A coalition of progressive groups — and some Quinnipiac students — call for Biden to cancel student debt

Emily DiSalvo, Arts and Life Editor

There are 45 million borrowers who owe $1.6 trillion in student debt, according to Forbes, and Quinnipiac University students are calling for President-elect Joe Biden to ease the load in the wake of the COVID-19 pandemic and economic downturn.

“Students shouldn’t worry about school debts when they’re 50,” said Jennifer Guzman, a first-year psychology major. “There are so many students who work double jobs just to try to pay for school debt and barely make a dent. There are other students who are first generation Americans, and their parents are not even making half of what it’s owed for school.”

Students like Guzman are not alone in their frustration. A coalition of 236 mostly progressive groups called on Biden on Nov. 18, to use his executive powers to cancel student debt on his first day as president. 

On the campaign trail, Biden promised to cancel $10,000 of each borrowers’ debt immediately as part of his response to COVID-19.

Ricardo Bernabe Torres, professor of finance at Quinnipiac, said a student he spoke to about her student loans told him that Biden’s plan wouldn’t do enough.

“The $10,000 wouldn’t make much of a difference for her but she said she was happy for everyone that it would help,” Torres said. 

Torres said he does support the cancellation of student loan debt because of conversations like these that he has with students. 

“It is advantageous for the economy,” Torres said. “I don’t think it is going to solve everything, but we have a generation that is different than what we had before. This is the first generation that is poorer than previous generations. There is less access to home ownership. There are delays in retirement.”

The pandemic only exacerbates existing trends, Torres said. 

“The impending feeling of those debt obligations, it can set people back,” Torres said. “When they want to take a risk or make an important financial decision such as purchasing a house or having children — having impending gloom has an impact.”

Sumer Perratti, a junior media studies major, said that alleviating her student debt would afford her some time to explore her areas of interest without worrying about the need to pay back her student debt.

“Canceling student debt would give me an opportunity to freely explore the field of communications and follow my passion without worrying about college expenses,” Perratti said.

Critics of student loan cancellation argue it is unfair to people who have already paid off their loans and would be too expensive.
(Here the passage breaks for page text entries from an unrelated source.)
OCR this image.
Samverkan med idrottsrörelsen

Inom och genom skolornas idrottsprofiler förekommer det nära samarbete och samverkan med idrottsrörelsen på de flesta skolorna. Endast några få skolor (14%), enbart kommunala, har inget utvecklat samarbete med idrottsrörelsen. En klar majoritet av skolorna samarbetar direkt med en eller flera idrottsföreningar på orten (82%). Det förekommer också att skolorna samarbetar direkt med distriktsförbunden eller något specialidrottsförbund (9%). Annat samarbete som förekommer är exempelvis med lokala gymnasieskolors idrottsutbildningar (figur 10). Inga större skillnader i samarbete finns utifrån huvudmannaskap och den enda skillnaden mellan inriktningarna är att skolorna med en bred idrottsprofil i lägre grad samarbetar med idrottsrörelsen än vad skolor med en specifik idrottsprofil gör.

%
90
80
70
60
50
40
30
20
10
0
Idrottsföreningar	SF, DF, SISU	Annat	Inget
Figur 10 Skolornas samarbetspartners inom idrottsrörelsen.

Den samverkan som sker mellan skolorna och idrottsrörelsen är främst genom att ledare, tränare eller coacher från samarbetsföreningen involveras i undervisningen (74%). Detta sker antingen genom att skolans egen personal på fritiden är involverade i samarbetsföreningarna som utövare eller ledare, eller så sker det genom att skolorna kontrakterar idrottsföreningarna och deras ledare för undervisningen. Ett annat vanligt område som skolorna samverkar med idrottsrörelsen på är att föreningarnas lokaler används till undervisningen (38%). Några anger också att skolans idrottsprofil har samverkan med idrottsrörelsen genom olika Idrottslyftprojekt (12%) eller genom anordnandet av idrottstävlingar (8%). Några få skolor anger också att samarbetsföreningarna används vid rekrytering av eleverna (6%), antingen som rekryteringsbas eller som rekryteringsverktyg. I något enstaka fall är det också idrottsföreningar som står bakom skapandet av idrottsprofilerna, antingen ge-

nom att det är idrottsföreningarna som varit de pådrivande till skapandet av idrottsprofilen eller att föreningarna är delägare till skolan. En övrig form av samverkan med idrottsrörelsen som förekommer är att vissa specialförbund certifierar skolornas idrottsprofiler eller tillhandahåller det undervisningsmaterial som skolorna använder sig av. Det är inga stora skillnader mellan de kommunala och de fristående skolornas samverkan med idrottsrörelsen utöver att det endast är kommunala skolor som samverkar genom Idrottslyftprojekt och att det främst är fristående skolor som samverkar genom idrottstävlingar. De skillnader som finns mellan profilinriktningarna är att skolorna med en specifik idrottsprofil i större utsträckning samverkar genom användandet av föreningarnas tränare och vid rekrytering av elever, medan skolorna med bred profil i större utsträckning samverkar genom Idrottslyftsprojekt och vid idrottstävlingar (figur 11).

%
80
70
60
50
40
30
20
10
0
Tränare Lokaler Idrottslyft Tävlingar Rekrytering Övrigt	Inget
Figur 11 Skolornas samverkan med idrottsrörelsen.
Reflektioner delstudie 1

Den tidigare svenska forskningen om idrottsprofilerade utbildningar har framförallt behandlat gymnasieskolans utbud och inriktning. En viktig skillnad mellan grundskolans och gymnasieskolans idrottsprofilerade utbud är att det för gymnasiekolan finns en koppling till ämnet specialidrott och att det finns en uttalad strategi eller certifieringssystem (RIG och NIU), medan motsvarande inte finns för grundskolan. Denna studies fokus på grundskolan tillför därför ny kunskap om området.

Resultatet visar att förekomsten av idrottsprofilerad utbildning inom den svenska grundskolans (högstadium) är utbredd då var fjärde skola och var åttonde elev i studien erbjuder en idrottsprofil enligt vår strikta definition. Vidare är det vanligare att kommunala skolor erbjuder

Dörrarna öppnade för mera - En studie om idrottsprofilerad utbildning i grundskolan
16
Perratti said that every family’s financial situation is different, and critics should be more understanding.

“I think people need to understand that many of us come from low-income or working class households and going to a highly acclaimed university oftentimes is a risk,” Perratti said. “We have to bank on the success our schools promise us to pay off to avoid living in debt for the rest of our lives. College is so expensive now, and it is unfair that my life may be at a disadvantage because my family does not make enough money.”

As someone who has no kids and never had his own student debt due to scholarships, Torres said he still feels empathetic for those who have to pay it off.

“We all benefit from having a more educated society,” Torres said. 

Because of a concept that Torres called, “degree inflation,” an increasing number of careers are requiring not only a bachelors but also a masters degree. More degrees means more money and less opportunities for those with less money.

“We are all imposing that as a society and therefore not everybody is in the situation that they can obtain school without taking any debt,” Torres said. “Are we going to circumvent those people from obtaining a degree?”

For many students and advocates, the answer is no. 

“Each year, student debt increases and reaches a new record,” said Collin Doria, a sophomore health science major. “The pandemic is not making anything better thus the debt should be canceled.”